Join a list of text lines into a single line, adding spaces between lines only where necessary and rejoining hyphenated words. This is useful for when extracting text from a PDF or using an OCR application.

The join_lines function

The simplest way to join multiple lines into a single text in malti is as follows:

1import malti.line_joiner
2
3lines = ['Dan it-', 'test huwa', 'maqsum f\'div-', 'ersi linji.']
4text = malti.line_joiner.join_lines(text, fix_hyphenated_words=True)
5print(text)
'Dan it-test huwa maqsum f\'diversi linji.'

The LineJoiner class

The above is a convenience function that makes use of a default line joiner (RBLineJoiner in this version).
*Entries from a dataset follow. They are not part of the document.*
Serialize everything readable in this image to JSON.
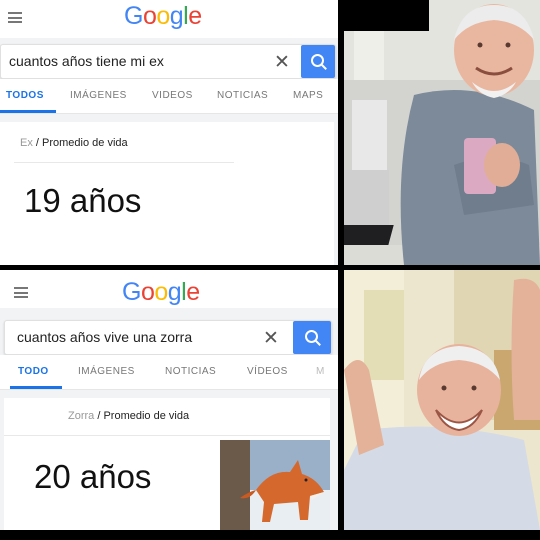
{
  "panel1": {
    "logo": [
      "G",
      "o",
      "o",
      "g",
      "l",
      "e"
    ],
    "query": "cuantos años tiene mi ex",
    "clear_icon": "close-icon",
    "search_icon": "search-icon",
    "tabs": [
      "TODOS",
      "IMÁGENES",
      "VIDEOS",
      "NOTICIAS",
      "MAPS"
    ],
    "breadcrumb_entity": "Ex",
    "breadcrumb_sep": "/",
    "breadcrumb_attr": "Promedio de vida",
    "answer": "19 años"
  },
  "panel2": {
    "logo": [
      "G",
      "o",
      "o",
      "g",
      "l",
      "e"
    ],
    "query": "cuantos años vive una zorra",
    "clear_icon": "close-icon",
    "search_icon": "search-icon",
    "tabs": [
      "TODO",
      "IMÁGENES",
      "NOTICIAS",
      "VÍDEOS",
      "M"
    ],
    "breadcrumb_entity": "Zorra",
    "breadcrumb_sep": "/",
    "breadcrumb_attr": "Promedio de vida",
    "answer": "20 años"
  },
  "colors": {
    "blue": "#4285f4",
    "red": "#ea4335",
    "yellow": "#fbbc05",
    "green": "#34a853",
    "accent": "#1a73e8"
  }
}
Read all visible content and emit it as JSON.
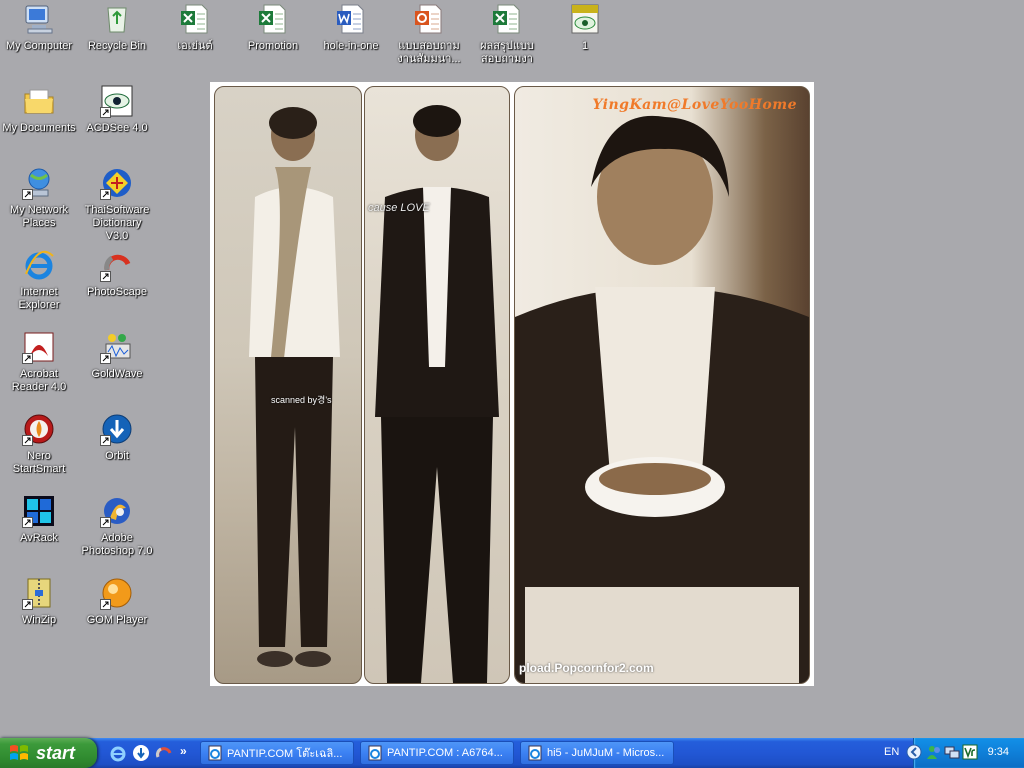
{
  "desktop": {
    "icons": [
      {
        "label": "My Computer",
        "icon": "my-computer-icon"
      },
      {
        "label": "Recycle Bin",
        "icon": "recycle-bin-icon"
      },
      {
        "label": "เอเย่นต์",
        "icon": "excel-file-icon"
      },
      {
        "label": "Promotion",
        "icon": "excel-file-icon"
      },
      {
        "label": "hole-in-one",
        "icon": "word-file-icon"
      },
      {
        "label": "แบบสอบถาม งานสัมมนา...",
        "icon": "powerpoint-file-icon"
      },
      {
        "label": "ผลสรุปแบบ สอบถามงา",
        "icon": "excel-file-icon"
      },
      {
        "label": "1",
        "icon": "jpg-file-icon"
      },
      {
        "label": "My Documents",
        "icon": "my-documents-icon"
      },
      {
        "label": "ACDSee 4.0",
        "icon": "acdsee-icon"
      },
      {
        "label": "My Network Places",
        "icon": "network-places-icon"
      },
      {
        "label": "ThaiSoftware Dictionary V3.0",
        "icon": "dictionary-icon"
      },
      {
        "label": "Internet Explorer",
        "icon": "internet-explorer-icon"
      },
      {
        "label": "PhotoScape",
        "icon": "photoscape-icon"
      },
      {
        "label": "Acrobat Reader 4.0",
        "icon": "acrobat-icon"
      },
      {
        "label": "GoldWave",
        "icon": "goldwave-icon"
      },
      {
        "label": "Nero StartSmart",
        "icon": "nero-icon"
      },
      {
        "label": "Orbit",
        "icon": "orbit-icon"
      },
      {
        "label": "AvRack",
        "icon": "avrack-icon"
      },
      {
        "label": "Adobe Photoshop 7.0",
        "icon": "photoshop-icon"
      },
      {
        "label": "WinZip",
        "icon": "winzip-icon"
      },
      {
        "label": "GOM Player",
        "icon": "gom-player-icon"
      }
    ],
    "wallpaper": {
      "watermark": "YingKam@LoveYooHome",
      "footer_text": "pload.Popcornfor2.com",
      "scan_text": "scanned by경's",
      "side_text": "cause LOVE"
    }
  },
  "taskbar": {
    "start_label": "start",
    "quick_launch": [
      "internet-explorer-icon",
      "orbit-icon",
      "photoscape-icon"
    ],
    "more": "»",
    "buttons": [
      {
        "label": "PANTIP.COM โต๊ะเฉลิ...",
        "icon": "ie-page-icon"
      },
      {
        "label": "PANTIP.COM : A6764...",
        "icon": "ie-page-icon"
      },
      {
        "label": "hi5 - JuMJuM - Micros...",
        "icon": "ie-page-icon"
      }
    ],
    "tray": {
      "language": "EN",
      "clock": "9:34",
      "icons": [
        "tray-expand-icon",
        "messenger-icon",
        "network-icon",
        "volume-icon",
        "antivirus-icon"
      ]
    }
  },
  "colors": {
    "desktop_bg": "#a9a9ad",
    "taskbar": "#245edb",
    "start_green": "#3c9a3b",
    "tray": "#0f7fd8",
    "watermark": "#f07a2a"
  }
}
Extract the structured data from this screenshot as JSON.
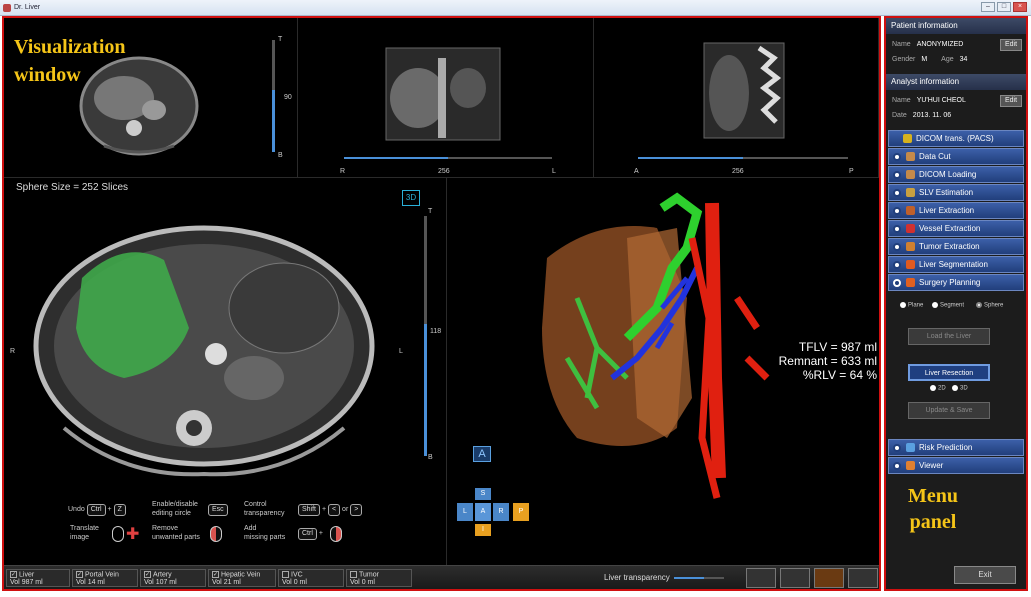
{
  "window": {
    "title": "Dr. Liver"
  },
  "overlay": {
    "viz_title_line1": "Visualization",
    "viz_title_line2": "window",
    "menu_title_line1": "Menu",
    "menu_title_line2": "panel"
  },
  "axial_small": {
    "top": "T",
    "bottom": "B",
    "value": "90"
  },
  "coronal": {
    "left": "R",
    "right": "L",
    "value": "256"
  },
  "sagittal": {
    "left": "A",
    "right": "P",
    "value": "256"
  },
  "main_axial": {
    "sphere_size": "Sphere Size = 252 Slices",
    "left": "R",
    "right": "L",
    "top": "T",
    "bottom": "B",
    "value": "118",
    "badge_3d": "3D"
  },
  "stats": {
    "tflv": "TFLV = 987 ml",
    "remnant": "Remnant = 633 ml",
    "rlv": "%RLV = 64 %"
  },
  "orientation": {
    "a_top": "A",
    "s": "S",
    "l": "L",
    "a": "A",
    "r": "R",
    "p": "P",
    "i": "I"
  },
  "hints": {
    "undo": "Undo",
    "undo_key1": "Ctrl",
    "undo_key2": "Z",
    "translate": "Translate\nimage",
    "enable": "Enable/disable\nediting circle",
    "enable_key": "Esc",
    "remove": "Remove\nunwanted parts",
    "control": "Control\ntransparency",
    "control_key1": "Shift",
    "control_key2": "<",
    "control_or": "or",
    "control_key3": ">",
    "add": "Add\nmissing parts",
    "add_key": "Ctrl"
  },
  "structures": [
    {
      "name": "Liver",
      "vol_label": "Vol",
      "vol": "987 ml"
    },
    {
      "name": "Portal Vein",
      "vol_label": "Vol",
      "vol": "14 ml"
    },
    {
      "name": "Artery",
      "vol_label": "Vol",
      "vol": "107 ml"
    },
    {
      "name": "Hepatic Vein",
      "vol_label": "Vol",
      "vol": "21 ml"
    },
    {
      "name": "IVC",
      "vol_label": "Vol",
      "vol": "0 ml"
    },
    {
      "name": "Tumor",
      "vol_label": "Vol",
      "vol": "0 ml"
    }
  ],
  "bottom": {
    "liver_transparency": "Liver transparency"
  },
  "patient": {
    "header": "Patient information",
    "name_label": "Name",
    "name": "ANONYMIZED",
    "edit": "Edit",
    "gender_label": "Gender",
    "gender": "M",
    "age_label": "Age",
    "age": "34"
  },
  "analyst": {
    "header": "Analyst information",
    "name_label": "Name",
    "name": "YU'HUI CHEOL",
    "edit": "Edit",
    "date_label": "Date",
    "date": "2013. 11. 06"
  },
  "steps": [
    {
      "label": "DICOM trans. (PACS)",
      "color": "#d6b21e"
    },
    {
      "label": "Data Cut",
      "color": "#c58a4a"
    },
    {
      "label": "DICOM Loading",
      "color": "#c58a4a"
    },
    {
      "label": "SLV Estimation",
      "color": "#c8a040"
    },
    {
      "label": "Liver Extraction",
      "color": "#c0602a"
    },
    {
      "label": "Vessel Extraction",
      "color": "#d03030"
    },
    {
      "label": "Tumor Extraction",
      "color": "#d08030"
    },
    {
      "label": "Liver Segmentation",
      "color": "#e05a20"
    },
    {
      "label": "Surgery Planning",
      "color": "#e06020"
    }
  ],
  "planning": {
    "plane": "Plane",
    "segment": "Segment",
    "sphere": "Sphere",
    "load_liver": "Load the Liver",
    "liver_resection": "Liver Resection",
    "opt_2d": "2D",
    "opt_3d": "3D",
    "update_save": "Update & Save"
  },
  "steps_after": [
    {
      "label": "Risk Prediction",
      "color": "#5aa0e0"
    },
    {
      "label": "Viewer",
      "color": "#e08030"
    }
  ],
  "exit": "Exit"
}
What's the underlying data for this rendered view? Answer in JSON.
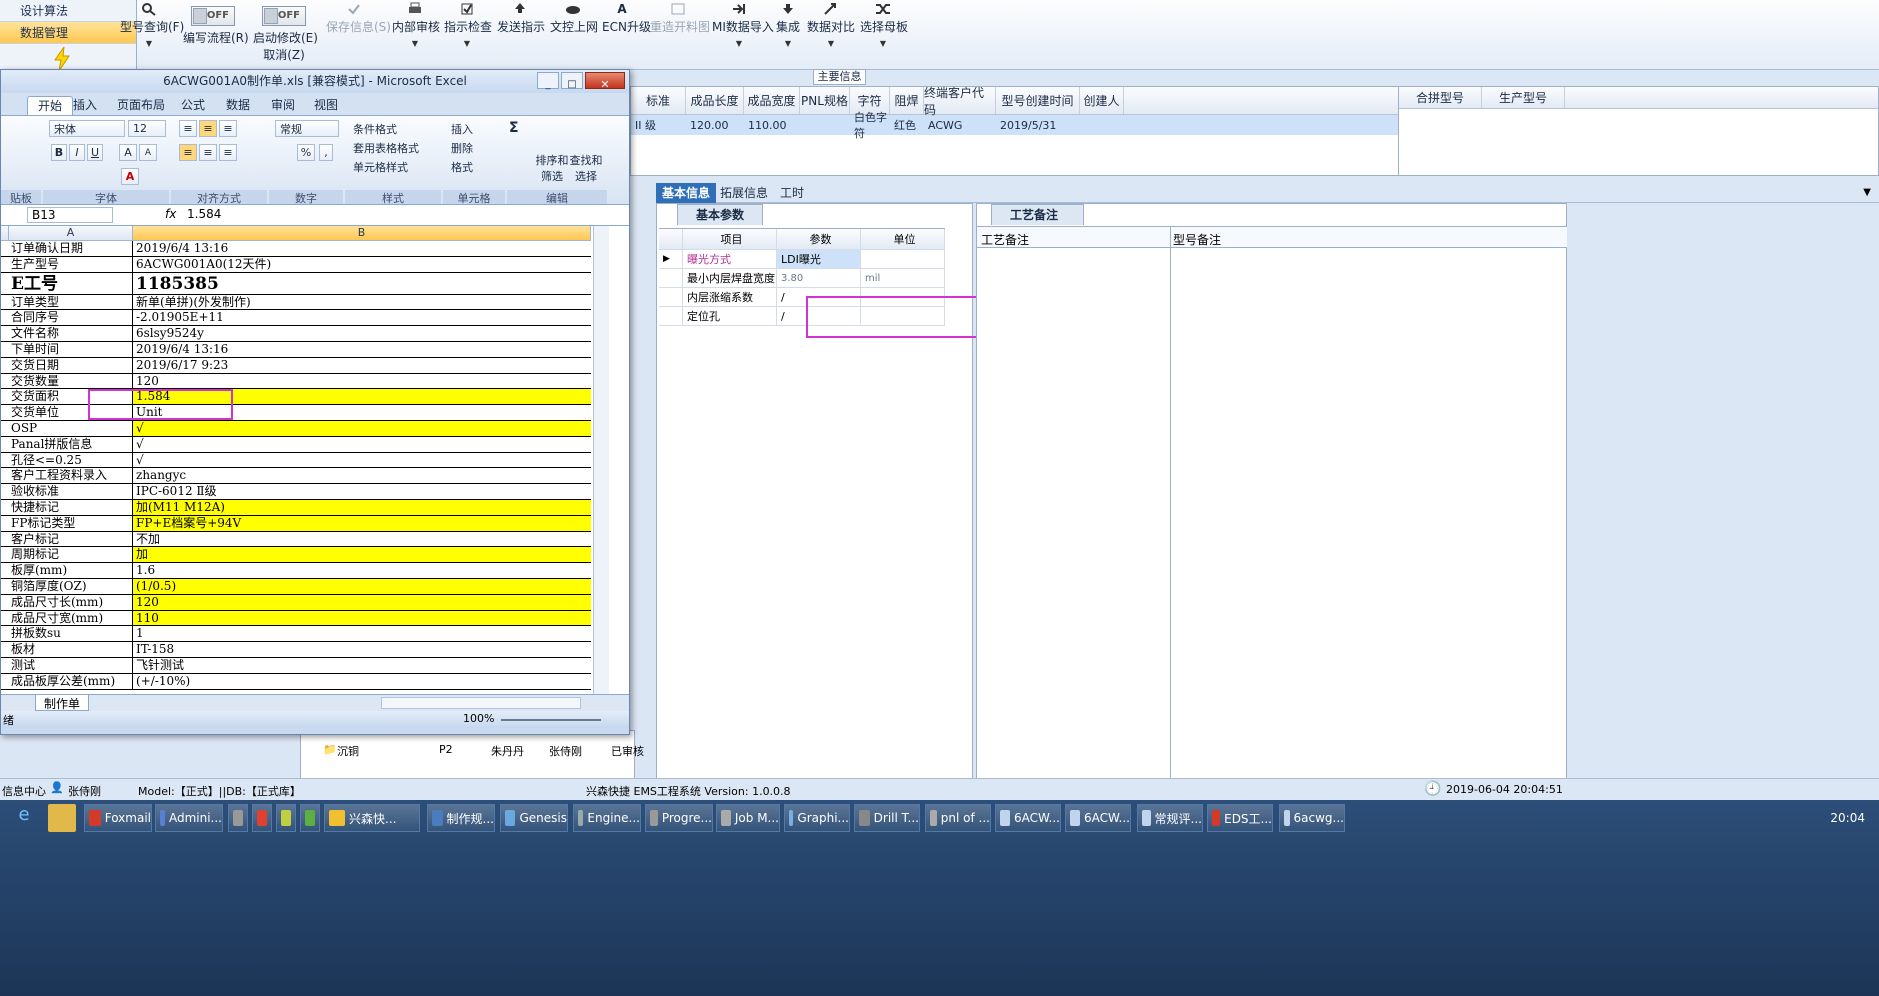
{
  "navtree": {
    "items": [
      {
        "label": "设计算法",
        "active": false
      },
      {
        "label": "数据管理",
        "active": true
      }
    ]
  },
  "ribbon": {
    "buttons": [
      {
        "label": "型号查询(F)",
        "icon": "search-icon",
        "disabled": false
      },
      {
        "label": "编写流程(R)",
        "icon": "toggle-icon",
        "disabled": false,
        "toggle": "OFF"
      },
      {
        "label": "启动修改(E)",
        "sub": "取消(Z)",
        "icon": "toggle-icon",
        "disabled": false,
        "toggle": "OFF"
      },
      {
        "label": "保存信息(S)",
        "icon": "check-icon",
        "disabled": true
      },
      {
        "label": "内部审核",
        "icon": "printer-icon",
        "disabled": false
      },
      {
        "label": "指示检查",
        "icon": "checkbox-icon",
        "disabled": false
      },
      {
        "label": "发送指示",
        "icon": "upload-icon",
        "disabled": false
      },
      {
        "label": "文控上网",
        "icon": "cloud-icon",
        "disabled": false
      },
      {
        "label": "ECN升级",
        "icon": "letter-a-icon",
        "disabled": false
      },
      {
        "label": "重造开料图",
        "icon": "image-icon",
        "disabled": true
      },
      {
        "label": "MI数据导入",
        "icon": "import-icon",
        "disabled": false
      },
      {
        "label": "集成",
        "icon": "download-icon",
        "disabled": false
      },
      {
        "label": "数据对比",
        "icon": "compare-icon",
        "disabled": false
      },
      {
        "label": "选择母板",
        "icon": "shuffle-icon",
        "disabled": false
      }
    ]
  },
  "main_info": {
    "title": "主要信息",
    "columns": [
      "标准",
      "成品长度",
      "成品宽度",
      "PNL规格",
      "字符",
      "阻焊",
      "终端客户代码",
      "型号创建时间",
      "创建人"
    ],
    "row": [
      "II 级",
      "120.00",
      "110.00",
      "",
      "白色字符",
      "红色",
      "ACWG",
      "2019/5/31",
      ""
    ],
    "side_columns": [
      "合拼型号",
      "生产型号"
    ]
  },
  "detail_tabs": [
    "基本信息",
    "拓展信息",
    "工时"
  ],
  "basic_params": {
    "tab": "基本参数",
    "columns": [
      "项目",
      "参数",
      "单位"
    ],
    "rows": [
      {
        "item": "曝光方式",
        "value": "LDI曝光",
        "unit": ""
      },
      {
        "item": "最小内层焊盘宽度",
        "value": "3.80",
        "unit": "mil"
      },
      {
        "item": "内层涨缩系数",
        "value": "/",
        "unit": ""
      },
      {
        "item": "定位孔",
        "value": "/",
        "unit": ""
      }
    ]
  },
  "process_notes": {
    "tab": "工艺备注",
    "columns": [
      "工艺备注",
      "型号备注"
    ]
  },
  "tree_behind": {
    "rows": [
      {
        "name": "沉铜",
        "code": "P2",
        "p1": "朱丹丹",
        "p2": "张侍刚",
        "status": "已审核"
      }
    ]
  },
  "status": {
    "left": "信息中心",
    "user": "张侍刚",
    "model": "Model:【正式】||DB:【正式库】",
    "version": "兴森快捷 EMS工程系统 Version: 1.0.0.8",
    "datetime": "2019-06-04 20:04:51"
  },
  "taskbar": {
    "items": [
      "Foxmail",
      "Admini...",
      "",
      "",
      "",
      "",
      "兴森快...",
      "制作规...",
      "Genesis",
      "Engine...",
      "Progre...",
      "Job M...",
      "Graphi...",
      "Drill T...",
      "pnl of ...",
      "6ACW...",
      "6ACW...",
      "常规评...",
      "EDS工...",
      "6acwg..."
    ],
    "clock": "20:04"
  },
  "excel": {
    "title": "6ACWG001A0制作单.xls [兼容模式] - Microsoft Excel",
    "tabs": [
      "开始",
      "插入",
      "页面布局",
      "公式",
      "数据",
      "审阅",
      "视图"
    ],
    "font": "宋体",
    "font_size": "12",
    "number_format": "常规",
    "groups": [
      "贴板",
      "字体",
      "对齐方式",
      "数字",
      "样式",
      "单元格",
      "编辑"
    ],
    "style_buttons": [
      "条件格式",
      "套用表格格式",
      "单元格样式"
    ],
    "cell_buttons": [
      "插入",
      "删除",
      "格式"
    ],
    "edit_buttons": [
      "排序和筛选",
      "查找和选择"
    ],
    "cell_ref": "B13",
    "formula": "1.584",
    "col_a": "A",
    "col_b": "B",
    "rows": [
      {
        "a": "订单确认日期",
        "b": "2019/6/4 13:16",
        "y": false
      },
      {
        "a": "生产型号",
        "b": "6ACWG001A0(12天件)",
        "y": false
      },
      {
        "a": "E工号",
        "b": "1185385",
        "y": false,
        "big": true
      },
      {
        "a": "订单类型",
        "b": "新单(单拼)(外发制作)",
        "y": false
      },
      {
        "a": "合同序号",
        "b": "-2.01905E+11",
        "y": false
      },
      {
        "a": "文件名称",
        "b": "6slsy9524y",
        "y": false
      },
      {
        "a": "下单时间",
        "b": "2019/6/4 13:16",
        "y": false
      },
      {
        "a": "交货日期",
        "b": "2019/6/17 9:23",
        "y": false
      },
      {
        "a": "交货数量",
        "b": "120",
        "y": false
      },
      {
        "a": "交货面积",
        "b": "1.584",
        "y": true
      },
      {
        "a": "交货单位",
        "b": "Unit",
        "y": false
      },
      {
        "a": "OSP",
        "b": "√",
        "y": true
      },
      {
        "a": "Panal拼版信息",
        "b": "√",
        "y": false
      },
      {
        "a": "孔径<=0.25",
        "b": "√",
        "y": false
      },
      {
        "a": "客户工程资料录入",
        "b": "zhangyc",
        "y": false
      },
      {
        "a": "验收标准",
        "b": "IPC-6012 Ⅱ级",
        "y": false
      },
      {
        "a": "快捷标记",
        "b": "加(M11 M12A)",
        "y": true
      },
      {
        "a": "FP标记类型",
        "b": "FP+E档案号+94V",
        "y": true
      },
      {
        "a": "客户标记",
        "b": "不加",
        "y": false
      },
      {
        "a": "周期标记",
        "b": "加",
        "y": true
      },
      {
        "a": "板厚(mm)",
        "b": "1.6",
        "y": false
      },
      {
        "a": "铜箔厚度(OZ)",
        "b": "(1/0.5)",
        "y": true
      },
      {
        "a": "成品尺寸长(mm)",
        "b": "120",
        "y": true
      },
      {
        "a": "成品尺寸宽(mm)",
        "b": "110",
        "y": true
      },
      {
        "a": "拼板数su",
        "b": "1",
        "y": false
      },
      {
        "a": "板材",
        "b": "IT-158",
        "y": false
      },
      {
        "a": "测试",
        "b": "飞针测试",
        "y": false
      },
      {
        "a": "成品板厚公差(mm)",
        "b": "(+/-10%)",
        "y": false
      }
    ],
    "sheet_tab": "制作单",
    "zoom": "100%",
    "status_left": "绪"
  },
  "colors": {
    "highlight_magenta": "#d433d4",
    "cell_yellow": "#ffff00",
    "tab_active": "#2f6fb8"
  }
}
To gain access to all the features of line joiners, they should be used in their class form, for example:

1import malti.line_joiner
2
3splitter = malti.line_joiner.RMLineJoiner()
4
5lines = ['Dan it-', 'test huwa', 'maqsum f\'div-', 'ersi linji.']
6text = malti.line_joiner.join_lines(text, fix_hyphenated_words=True)
7print(text)
'Dan it-test huwa maqsum f\'diversi linji.'

Available line joiners

The following line joiners are available:

  • malti.line_joiner.RBLineJoiner (rb_line_joiner.py): A LineJoiner that processes lines with a rule-based algorithm.